Como iniciado no culto iorubá, Isese Lagba, Coruja tem uma profunda ligação com o orixá Exu, responsável pela mensagem e pela comunicação na liturgia africana. Em suas composições, o artista traz inúmeras referências a essa tradição religiosa e monta a sua própria mensagem. Para ele, Exu se faz presente em cada rima do rap, e é a partir da sua crença nos orixás que ele entende o poder que tem quando está com o microfone na mão – a capacidade de resgatar tanto a sua ancestralidade como a de seus semelhantes.
Quando falamos de identidade, Coruja mostra que como um geminiano ele apresenta diversas facetas, o que também não é diferente em seu lado artístico. Em 2021, ele lançou o “Brasil Futurista”, com 13 faixas inéditas e participações de Margareth Menezes, Larissa Luz e Jonathan Ferr. Este álbum mostra um repertório musical variado e apresenta o Coruja além do rap, avançando em novos gêneros, como samba, R&B, soul e jazz.
Ao perguntarmos sobre sua identidade, Coruja aborda a temática do “não lugar” que pessoas pardas ou negras de pele clara passam diariamente e que se manifesta como um contínuo processo de busca e diálogo. Como parte de uma família interracial, o artista fala de um lugar comum para muitas pessoas e destaca que não quer provar nada para ninguém e apenas ser sincero sobre o local que ocupa.
“Não adianta eu querer falar no lugar de uma pessoa retinta; eu sou um cara fruto de um relacionamento interracial, sou favelado, de família parterna inteira negra, de família materna branca, ambos nordestinos e o que eu tento fazer, tanto na minha música como na minha vida, é encontrar como viver bem dentro da pele que eu habito.” aponta.
Mesmo passando por grandes mudanças, como a transição de gravadora e a recente paternidade de sua primeira filha – Zoë, Coruja tem firmado a sua própria evolução e resistência ao longo dos anos. Em um período de sua vida, a falta de identidade e a sensação deste “não lugar” o conduziram à uma situação de violência, sobretudo psicológica, resultando em um estado de profundo desconforto.

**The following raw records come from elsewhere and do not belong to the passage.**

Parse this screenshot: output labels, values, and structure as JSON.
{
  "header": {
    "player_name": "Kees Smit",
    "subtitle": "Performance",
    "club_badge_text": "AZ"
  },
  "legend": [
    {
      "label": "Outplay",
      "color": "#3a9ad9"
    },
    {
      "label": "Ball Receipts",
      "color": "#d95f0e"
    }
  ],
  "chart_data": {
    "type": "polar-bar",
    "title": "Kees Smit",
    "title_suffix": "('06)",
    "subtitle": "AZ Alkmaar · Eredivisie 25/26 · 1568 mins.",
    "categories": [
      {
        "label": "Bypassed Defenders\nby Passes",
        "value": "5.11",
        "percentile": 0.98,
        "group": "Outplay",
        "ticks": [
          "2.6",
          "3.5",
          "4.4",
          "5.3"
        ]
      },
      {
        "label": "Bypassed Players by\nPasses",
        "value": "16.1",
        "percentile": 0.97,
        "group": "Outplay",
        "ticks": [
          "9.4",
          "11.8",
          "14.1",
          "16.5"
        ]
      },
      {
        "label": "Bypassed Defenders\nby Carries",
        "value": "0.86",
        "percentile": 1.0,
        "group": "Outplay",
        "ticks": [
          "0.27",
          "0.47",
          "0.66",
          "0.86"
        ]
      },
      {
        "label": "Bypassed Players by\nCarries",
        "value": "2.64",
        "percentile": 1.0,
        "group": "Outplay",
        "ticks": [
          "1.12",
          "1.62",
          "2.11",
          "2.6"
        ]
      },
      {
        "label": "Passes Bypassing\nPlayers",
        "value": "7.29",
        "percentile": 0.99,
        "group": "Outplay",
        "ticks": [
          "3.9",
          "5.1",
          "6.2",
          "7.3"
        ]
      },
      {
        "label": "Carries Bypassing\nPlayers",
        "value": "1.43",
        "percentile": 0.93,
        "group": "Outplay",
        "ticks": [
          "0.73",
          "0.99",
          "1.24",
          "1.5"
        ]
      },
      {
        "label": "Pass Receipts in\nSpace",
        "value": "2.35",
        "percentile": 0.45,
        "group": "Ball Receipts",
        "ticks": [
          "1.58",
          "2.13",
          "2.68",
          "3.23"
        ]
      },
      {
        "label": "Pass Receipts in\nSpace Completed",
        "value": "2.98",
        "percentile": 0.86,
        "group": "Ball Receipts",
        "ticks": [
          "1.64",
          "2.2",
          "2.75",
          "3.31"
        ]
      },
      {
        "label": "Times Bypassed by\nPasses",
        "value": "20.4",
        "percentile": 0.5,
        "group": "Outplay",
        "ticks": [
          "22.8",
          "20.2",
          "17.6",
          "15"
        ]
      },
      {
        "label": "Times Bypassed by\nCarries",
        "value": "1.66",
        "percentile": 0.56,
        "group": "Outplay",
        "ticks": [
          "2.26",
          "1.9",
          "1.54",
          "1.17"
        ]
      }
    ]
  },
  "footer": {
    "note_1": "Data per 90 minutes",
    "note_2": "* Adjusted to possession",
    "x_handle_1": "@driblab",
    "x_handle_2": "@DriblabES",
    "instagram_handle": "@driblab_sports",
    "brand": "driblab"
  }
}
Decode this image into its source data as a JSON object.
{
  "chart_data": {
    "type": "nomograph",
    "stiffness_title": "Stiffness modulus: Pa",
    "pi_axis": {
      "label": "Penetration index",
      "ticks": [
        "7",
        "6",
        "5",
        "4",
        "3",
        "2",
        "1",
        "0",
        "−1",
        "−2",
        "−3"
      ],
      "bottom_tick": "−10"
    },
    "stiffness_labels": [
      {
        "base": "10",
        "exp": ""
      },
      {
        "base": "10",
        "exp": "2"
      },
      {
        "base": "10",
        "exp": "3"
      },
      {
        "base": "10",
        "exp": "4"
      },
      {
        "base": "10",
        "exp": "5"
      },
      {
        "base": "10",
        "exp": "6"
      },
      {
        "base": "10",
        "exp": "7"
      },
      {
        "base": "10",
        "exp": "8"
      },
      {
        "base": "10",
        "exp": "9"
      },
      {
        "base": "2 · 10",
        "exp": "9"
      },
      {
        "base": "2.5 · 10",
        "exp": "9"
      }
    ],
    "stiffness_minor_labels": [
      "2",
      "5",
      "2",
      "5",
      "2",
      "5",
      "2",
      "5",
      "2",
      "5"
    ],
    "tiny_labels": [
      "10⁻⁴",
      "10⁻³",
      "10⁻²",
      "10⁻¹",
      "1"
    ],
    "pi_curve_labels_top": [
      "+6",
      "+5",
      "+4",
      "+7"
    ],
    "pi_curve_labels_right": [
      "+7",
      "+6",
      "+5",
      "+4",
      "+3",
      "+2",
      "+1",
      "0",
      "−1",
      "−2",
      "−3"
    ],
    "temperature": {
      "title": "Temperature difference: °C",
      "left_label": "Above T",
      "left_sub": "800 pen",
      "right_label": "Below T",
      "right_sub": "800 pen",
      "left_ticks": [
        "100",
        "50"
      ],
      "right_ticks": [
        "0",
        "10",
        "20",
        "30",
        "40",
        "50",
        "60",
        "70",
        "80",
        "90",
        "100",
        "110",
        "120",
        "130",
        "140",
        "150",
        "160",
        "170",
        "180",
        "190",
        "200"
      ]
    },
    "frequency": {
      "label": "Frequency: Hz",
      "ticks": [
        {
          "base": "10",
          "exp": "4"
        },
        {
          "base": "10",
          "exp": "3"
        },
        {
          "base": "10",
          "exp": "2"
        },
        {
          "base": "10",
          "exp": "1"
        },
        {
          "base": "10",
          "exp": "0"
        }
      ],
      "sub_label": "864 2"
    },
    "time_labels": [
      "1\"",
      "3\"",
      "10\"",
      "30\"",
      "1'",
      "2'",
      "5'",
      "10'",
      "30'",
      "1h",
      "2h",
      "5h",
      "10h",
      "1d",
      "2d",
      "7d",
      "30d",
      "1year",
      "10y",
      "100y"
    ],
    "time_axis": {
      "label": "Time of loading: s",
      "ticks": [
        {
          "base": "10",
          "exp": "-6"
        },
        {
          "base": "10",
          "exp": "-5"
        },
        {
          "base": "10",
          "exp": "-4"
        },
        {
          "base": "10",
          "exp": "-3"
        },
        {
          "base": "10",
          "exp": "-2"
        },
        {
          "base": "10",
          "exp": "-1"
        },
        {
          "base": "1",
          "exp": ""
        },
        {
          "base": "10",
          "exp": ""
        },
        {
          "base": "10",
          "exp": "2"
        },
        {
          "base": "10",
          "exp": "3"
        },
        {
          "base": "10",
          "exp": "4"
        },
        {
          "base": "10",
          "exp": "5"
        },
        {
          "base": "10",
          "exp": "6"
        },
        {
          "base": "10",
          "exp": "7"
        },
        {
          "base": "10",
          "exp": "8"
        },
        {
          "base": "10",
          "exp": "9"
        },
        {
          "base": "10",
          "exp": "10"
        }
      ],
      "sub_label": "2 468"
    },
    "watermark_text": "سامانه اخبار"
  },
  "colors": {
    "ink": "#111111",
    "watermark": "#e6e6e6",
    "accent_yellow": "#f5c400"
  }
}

Com muita coragem, ele expõe esse momento difícil para que possa acolher e inspirar outras pessoas que estão passando por situações semelhantes. Hoje, o rapper fala sobre a mensagem de “viver confortável na pele que nóis habita” e tem como apelo final que as pessoas não sintam vergonha de existir e que não tentem provar nada para ninguém. Por fim, ele complementa:
“O que eu desejo é que as pessoas sejam menos violentadas e menos cobradas, inclusive fazendo coisas que uma pessoa branca, rica ou de classe média alta, não seria cobrada”.
Assim terminou o nosso papo com o Coruja BC1: com reflexões importantes, trazendo sua experiência e pensamentos que inspiram e servem como referência para muitos, levando a mensagem de autoaceitação e autoamor.